The future of insurance tax after COVID-19: Deals outlook

M&A is a key component of many recovery plans. The insurance sector has been a popular investment target. There is a lot of interest in deals, particularly in the nonlife run off space and life insurance consolidation area. Insurance groups must be ready to protect their value and explore all available opportunities. It could be a good time to examine whether InsurTechs or new entrants might help fill the gaps in products and services that the pandemic exposed.

No matter what the motivation is, there are key tax areas that you need to be aware of in order to maximize the deal’s value.

Deals that include key tax areas

Management of capital

Senior stakeholders and investors should continue to concentrate on tax efficient capital use within a group. If a business is inefficient, it may be sold or ceased altogether. Tax teams have a tremendous opportunity to increase their value by reviewing existing capital structures, and proactive managing tax exposures.

Hybrid debt instruments, which are not limited to traditional reinsurance, may offer alternative sources of capital. These debt instruments can be used to generate tax-deductible interest expense and regulatory capital. This increases capital efficiency. These instruments are tax treated in a complex manner and have recently been subject to changes. It is important that you take care to ensure they provide capital benefits and avoid tax inefficiencies.

Capital optimization is something that tax teams should be looking at, e.g. Reduce solvency capital requirements through the use of the loss absorbing capacity deferred tax (“LACDT”), which is currently subject to PRA approval for standard-formula firms. Although regulatory approval is required, the potential upside may be available if the acquisition is approved. Insurers have been historically conservative in testing the availability LACDT.
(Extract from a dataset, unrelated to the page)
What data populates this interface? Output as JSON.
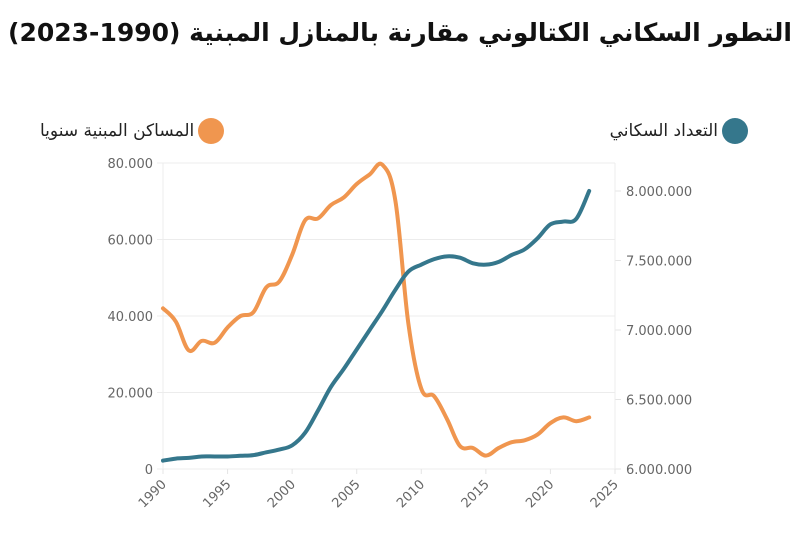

Value preservation: tax attributes

It is important to ensure that tax attributes such as historical losses and tax credits, remain available after a deal. It is crucial to ensure that tax attributes, e.g. historical losses or tax credits, are available after a deal. Since 2017, the loss rules have become more complicated. The risk of losing the use of carried forward losses after a change of ownership may be increased by the addition of the “major changes in scale” test, and the extension to the “major changes in nature or conduct trade” test. Due to the possibility of further changes in response COVID-19, it is crucial that you do thorough research on tax attributes. The future use of these attributes will determine the tax profile of target companies, as well as how they are likely to increase in losses due to COVID-19 disruption.
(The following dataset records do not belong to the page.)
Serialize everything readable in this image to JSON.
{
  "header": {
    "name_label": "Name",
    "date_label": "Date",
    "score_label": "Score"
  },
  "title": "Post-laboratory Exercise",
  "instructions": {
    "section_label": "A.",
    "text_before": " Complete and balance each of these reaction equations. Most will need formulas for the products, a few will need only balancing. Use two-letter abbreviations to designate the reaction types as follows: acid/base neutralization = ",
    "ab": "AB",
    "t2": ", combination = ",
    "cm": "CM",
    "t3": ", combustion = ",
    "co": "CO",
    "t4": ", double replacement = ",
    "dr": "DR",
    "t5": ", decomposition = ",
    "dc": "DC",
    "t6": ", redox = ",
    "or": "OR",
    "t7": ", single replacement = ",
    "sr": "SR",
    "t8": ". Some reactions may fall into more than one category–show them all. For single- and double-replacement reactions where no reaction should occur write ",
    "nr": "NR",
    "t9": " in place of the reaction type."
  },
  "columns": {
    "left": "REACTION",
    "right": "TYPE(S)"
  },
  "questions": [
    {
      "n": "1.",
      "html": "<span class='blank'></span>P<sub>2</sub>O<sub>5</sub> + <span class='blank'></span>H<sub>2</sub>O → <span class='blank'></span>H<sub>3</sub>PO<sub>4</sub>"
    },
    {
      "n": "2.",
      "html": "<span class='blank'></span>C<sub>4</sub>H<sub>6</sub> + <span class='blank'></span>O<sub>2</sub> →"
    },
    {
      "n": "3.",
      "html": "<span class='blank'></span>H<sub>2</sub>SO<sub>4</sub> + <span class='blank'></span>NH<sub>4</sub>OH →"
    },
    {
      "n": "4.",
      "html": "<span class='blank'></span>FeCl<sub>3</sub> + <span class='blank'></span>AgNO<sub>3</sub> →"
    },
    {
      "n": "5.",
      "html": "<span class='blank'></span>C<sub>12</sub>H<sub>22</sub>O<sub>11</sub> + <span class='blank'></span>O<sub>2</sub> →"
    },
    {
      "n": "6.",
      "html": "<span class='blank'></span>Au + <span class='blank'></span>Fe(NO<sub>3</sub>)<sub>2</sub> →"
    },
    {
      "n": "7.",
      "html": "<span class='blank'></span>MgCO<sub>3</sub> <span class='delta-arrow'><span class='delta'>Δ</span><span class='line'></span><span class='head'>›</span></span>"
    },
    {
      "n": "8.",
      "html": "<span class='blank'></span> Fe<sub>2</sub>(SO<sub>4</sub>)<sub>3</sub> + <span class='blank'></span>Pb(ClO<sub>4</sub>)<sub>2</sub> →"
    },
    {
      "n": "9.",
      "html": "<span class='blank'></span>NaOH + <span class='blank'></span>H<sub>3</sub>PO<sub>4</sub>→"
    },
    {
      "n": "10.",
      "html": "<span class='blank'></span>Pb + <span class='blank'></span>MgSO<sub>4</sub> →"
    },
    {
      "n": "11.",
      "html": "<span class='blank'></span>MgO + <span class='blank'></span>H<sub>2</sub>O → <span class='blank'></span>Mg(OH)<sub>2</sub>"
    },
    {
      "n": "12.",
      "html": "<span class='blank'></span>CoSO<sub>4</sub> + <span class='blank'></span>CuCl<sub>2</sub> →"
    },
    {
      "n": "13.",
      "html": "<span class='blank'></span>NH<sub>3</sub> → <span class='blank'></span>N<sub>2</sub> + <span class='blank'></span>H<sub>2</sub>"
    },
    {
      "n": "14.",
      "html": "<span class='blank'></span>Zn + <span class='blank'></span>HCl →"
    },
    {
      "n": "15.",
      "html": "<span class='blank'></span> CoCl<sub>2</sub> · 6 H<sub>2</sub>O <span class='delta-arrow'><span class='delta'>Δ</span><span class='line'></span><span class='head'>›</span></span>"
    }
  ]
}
Groups that are subject to M&A activity should review their existing attributes in order to be strong defended during valuation discussions with potential acquirers.

Long-term strategy support: Looking ahead

Additional opportunities exist after acquisition. Cash flow benefits can be realized by exploring more efficient tax grouping and VAT recovery. There are also opportunities to use data strategically with InsurTech and digitalization. Potential R&D expenditure credit claims that could be made, which can be particularly appealing when it comes to managing ETR.
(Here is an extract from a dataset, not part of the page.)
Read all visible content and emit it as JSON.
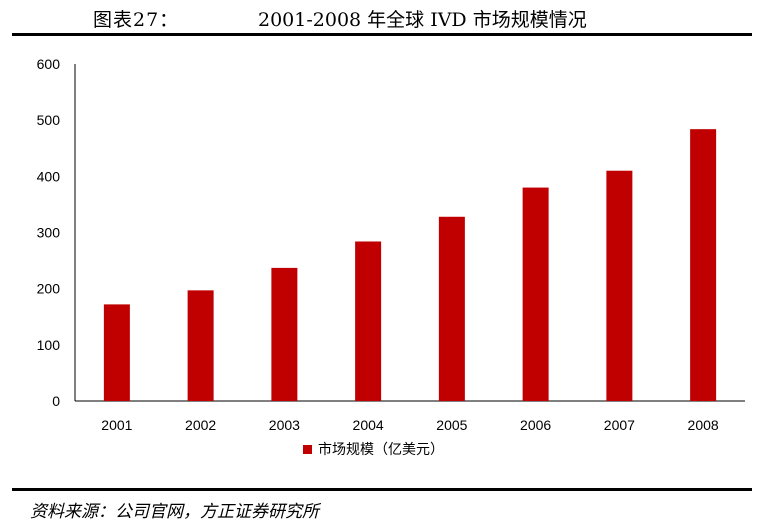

Deals can be made more valuable by tax teams that are proactive in identifying and quantifying potential opportunities. This is how they drive their involvement throughout the deal cycle.

The key takeaways

Tax plays a vital role in all aspects of deals. This includes the protection and enhancement of value from potential disposals, as well as the identification of post-deal opportunities. Engaging with the opportunity and making sure tax considerations are on your agenda will ensure that investors, from existing corporations to new entrants, have a tax-efficient and solid investment case.